The matrix \( A \) in our problem is given as \( \left[\begin{array}{cc} 1 & 2 \ -5 & -3 \end{array}\right] \). To find its eigenvalues, we use the characteristic equation: \[ \lambda^2 - (a_{11} + a_{22}) \lambda + (a_{11}a_{22} - a_{12}a_{21}) = 0 \] where \( a_{11} = 1 \), \( a_{12} = 2 \), \( a_{21} = -5 \), and \( a_{22} = -3 \).
Solving this, we obtain the eigenvalues \( \lambda_1 = -1 + i\sqrt{10} \) and \( \lambda_2 = -1 - i\sqrt{10} \), which are complex conjugates. This means that the solutions to our differential equations will involve oscillatory components, influenced by these complex eigenvalues.

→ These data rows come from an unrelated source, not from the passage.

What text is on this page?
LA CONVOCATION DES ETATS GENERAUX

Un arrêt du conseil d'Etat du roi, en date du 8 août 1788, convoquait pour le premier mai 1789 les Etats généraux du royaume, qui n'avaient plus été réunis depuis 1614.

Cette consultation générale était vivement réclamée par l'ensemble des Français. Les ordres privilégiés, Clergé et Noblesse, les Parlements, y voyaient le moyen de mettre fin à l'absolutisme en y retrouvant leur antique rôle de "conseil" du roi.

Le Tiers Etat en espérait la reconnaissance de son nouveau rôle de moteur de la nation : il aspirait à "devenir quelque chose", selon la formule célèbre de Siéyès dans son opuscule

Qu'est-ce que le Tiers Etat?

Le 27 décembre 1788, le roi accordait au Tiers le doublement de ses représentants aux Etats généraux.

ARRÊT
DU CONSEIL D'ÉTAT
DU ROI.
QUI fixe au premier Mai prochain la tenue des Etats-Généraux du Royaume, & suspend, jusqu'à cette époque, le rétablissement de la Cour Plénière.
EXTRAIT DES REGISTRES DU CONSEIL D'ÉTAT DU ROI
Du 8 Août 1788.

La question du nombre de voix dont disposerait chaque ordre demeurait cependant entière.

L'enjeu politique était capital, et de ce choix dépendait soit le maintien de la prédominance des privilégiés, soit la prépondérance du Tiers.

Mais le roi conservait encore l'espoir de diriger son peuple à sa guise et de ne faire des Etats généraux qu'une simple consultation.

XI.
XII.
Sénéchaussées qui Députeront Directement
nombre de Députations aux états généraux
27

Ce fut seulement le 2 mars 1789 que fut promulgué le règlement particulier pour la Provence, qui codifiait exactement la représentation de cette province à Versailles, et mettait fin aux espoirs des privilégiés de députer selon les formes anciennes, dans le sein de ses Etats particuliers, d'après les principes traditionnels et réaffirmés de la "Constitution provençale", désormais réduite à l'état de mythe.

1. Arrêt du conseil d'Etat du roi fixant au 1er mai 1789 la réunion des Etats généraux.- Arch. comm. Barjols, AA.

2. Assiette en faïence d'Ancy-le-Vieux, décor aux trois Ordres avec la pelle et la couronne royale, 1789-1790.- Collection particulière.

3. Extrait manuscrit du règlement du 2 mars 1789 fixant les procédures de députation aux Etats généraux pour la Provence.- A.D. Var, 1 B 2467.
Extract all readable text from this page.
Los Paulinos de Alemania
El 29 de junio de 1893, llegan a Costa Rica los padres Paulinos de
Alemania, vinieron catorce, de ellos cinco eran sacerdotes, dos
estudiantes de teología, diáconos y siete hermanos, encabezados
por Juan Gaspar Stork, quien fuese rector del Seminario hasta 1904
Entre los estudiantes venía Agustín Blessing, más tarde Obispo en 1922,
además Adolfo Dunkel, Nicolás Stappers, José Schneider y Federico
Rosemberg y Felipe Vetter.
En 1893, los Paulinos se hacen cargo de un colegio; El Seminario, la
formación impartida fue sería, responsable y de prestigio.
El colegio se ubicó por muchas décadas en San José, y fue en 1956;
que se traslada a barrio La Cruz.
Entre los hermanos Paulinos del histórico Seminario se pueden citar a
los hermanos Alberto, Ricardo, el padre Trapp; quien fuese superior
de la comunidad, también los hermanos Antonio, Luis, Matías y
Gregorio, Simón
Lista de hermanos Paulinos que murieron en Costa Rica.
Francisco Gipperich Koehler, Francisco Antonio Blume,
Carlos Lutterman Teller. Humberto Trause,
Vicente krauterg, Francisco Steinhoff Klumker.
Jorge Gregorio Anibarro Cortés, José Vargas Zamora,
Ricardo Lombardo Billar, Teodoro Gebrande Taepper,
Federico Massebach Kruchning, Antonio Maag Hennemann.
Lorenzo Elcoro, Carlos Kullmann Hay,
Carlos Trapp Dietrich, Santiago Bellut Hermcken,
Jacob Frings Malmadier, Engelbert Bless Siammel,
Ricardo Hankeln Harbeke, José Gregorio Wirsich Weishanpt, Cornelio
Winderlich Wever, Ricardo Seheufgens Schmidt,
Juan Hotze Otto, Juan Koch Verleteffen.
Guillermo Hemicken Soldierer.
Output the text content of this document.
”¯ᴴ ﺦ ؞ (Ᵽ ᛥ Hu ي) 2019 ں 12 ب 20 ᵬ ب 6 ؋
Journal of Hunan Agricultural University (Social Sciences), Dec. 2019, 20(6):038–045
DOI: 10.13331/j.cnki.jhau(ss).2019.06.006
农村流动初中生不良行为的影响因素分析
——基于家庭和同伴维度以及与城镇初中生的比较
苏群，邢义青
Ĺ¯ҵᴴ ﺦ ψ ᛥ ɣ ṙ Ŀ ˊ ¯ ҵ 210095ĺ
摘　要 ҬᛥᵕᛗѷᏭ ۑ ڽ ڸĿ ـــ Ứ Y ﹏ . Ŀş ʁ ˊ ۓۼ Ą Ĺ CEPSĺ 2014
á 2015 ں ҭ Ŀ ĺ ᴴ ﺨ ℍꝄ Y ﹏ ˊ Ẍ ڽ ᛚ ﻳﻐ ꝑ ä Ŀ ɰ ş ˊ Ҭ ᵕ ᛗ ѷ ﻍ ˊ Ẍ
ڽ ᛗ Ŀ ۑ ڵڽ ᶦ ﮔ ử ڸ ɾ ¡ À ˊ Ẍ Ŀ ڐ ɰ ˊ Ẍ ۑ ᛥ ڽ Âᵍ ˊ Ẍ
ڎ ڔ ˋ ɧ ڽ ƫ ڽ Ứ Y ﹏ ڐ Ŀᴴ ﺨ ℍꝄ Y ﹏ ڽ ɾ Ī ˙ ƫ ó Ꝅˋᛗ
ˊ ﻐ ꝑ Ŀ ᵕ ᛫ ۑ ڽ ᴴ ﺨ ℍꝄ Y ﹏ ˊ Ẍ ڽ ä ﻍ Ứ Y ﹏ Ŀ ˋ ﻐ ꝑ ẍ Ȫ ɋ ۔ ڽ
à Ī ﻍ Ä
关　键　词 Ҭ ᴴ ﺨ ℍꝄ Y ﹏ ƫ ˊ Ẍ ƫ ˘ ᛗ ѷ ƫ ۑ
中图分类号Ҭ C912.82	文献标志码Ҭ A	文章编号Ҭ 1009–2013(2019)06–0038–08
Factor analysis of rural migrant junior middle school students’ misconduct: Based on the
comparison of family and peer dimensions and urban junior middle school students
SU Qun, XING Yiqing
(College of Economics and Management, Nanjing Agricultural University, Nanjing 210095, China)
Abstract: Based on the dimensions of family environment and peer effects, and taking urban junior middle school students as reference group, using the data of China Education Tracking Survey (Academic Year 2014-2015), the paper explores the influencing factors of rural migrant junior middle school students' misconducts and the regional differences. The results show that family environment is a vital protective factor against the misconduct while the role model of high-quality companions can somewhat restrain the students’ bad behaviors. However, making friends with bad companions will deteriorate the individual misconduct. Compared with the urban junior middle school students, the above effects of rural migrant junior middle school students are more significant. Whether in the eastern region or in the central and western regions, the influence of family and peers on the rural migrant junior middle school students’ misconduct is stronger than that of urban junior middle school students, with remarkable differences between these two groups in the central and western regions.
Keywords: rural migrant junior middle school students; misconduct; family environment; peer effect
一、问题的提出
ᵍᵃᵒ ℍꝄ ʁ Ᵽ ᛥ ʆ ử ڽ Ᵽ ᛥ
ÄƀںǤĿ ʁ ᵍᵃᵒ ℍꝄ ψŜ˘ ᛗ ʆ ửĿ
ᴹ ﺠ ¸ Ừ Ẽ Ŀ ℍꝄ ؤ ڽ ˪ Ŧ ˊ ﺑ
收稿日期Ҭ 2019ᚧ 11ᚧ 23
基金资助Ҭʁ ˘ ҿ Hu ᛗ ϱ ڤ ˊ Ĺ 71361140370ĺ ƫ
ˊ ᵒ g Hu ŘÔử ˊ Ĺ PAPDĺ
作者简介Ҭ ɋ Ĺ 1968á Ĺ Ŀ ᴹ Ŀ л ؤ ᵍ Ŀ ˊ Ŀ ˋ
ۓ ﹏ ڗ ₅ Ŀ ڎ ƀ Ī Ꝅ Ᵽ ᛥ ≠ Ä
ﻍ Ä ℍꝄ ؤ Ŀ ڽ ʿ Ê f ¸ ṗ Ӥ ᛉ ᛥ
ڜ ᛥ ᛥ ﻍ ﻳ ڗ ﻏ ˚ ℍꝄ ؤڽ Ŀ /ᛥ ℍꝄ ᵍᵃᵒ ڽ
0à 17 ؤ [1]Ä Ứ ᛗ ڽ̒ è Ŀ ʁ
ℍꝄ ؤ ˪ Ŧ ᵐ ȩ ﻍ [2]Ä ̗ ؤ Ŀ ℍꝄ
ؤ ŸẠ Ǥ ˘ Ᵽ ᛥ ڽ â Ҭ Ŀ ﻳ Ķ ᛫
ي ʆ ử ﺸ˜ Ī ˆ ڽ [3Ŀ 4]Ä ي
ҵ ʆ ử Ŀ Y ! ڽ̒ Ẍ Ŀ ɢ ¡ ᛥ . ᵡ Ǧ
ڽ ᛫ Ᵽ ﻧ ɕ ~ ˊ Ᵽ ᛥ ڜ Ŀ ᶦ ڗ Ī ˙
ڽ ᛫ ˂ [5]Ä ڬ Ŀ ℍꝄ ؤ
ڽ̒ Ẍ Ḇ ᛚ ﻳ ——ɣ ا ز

Stability analysis involves examining whether small perturbations or changes in the system will grow or decay over time. In our exercise, we use the real parts of the eigenvalues to determine stability.
When the real part of an eigenvalue is negative, the corresponding solution component decays exponentially, suggesting stability. Conversely, a positive real part suggests instability, as the solution component would grow over time.
For our eigenvalues \( \lambda_1 = -1 + i\sqrt{10} \) and \( \lambda_2 = -1 - i\sqrt{10} \), both share a negative real part of \(-1\). This indicates that both solution components will experience exponential decay, leading us to conclude that the system at equilibrium is stable.
Remember, stability in differential equations ensures that the system's behavior remains predictable and controlled when subject to minor disturbances.

Equilibrium classification provides a deeper understanding of how a system behaves near an equilibrium point like \((0,0)\). Equilibria can be classified based on the nature of their eigenvalues.
In our exercise, the equilibrium point \((0,0)\) is classified according to its eigenvalues, \( \lambda_1 = -1 + i\sqrt{10} \) and \( \lambda_2 = -1 - i\sqrt{10} \):

• Since both eigenvalues are complex and have negative real parts, the equilibrium at \((0,0)\) is classified as a **stable spiral**.
• A stable spiral implies that trajectories surrounding the equilibrium point spiral inwards over time, leading to stabilization at the equilibrium point.

Understanding this classification allows us to anticipate how solutions will behave as time progresses, ensuring that they won't diverge from equilibrium even if they're slightly disturbed.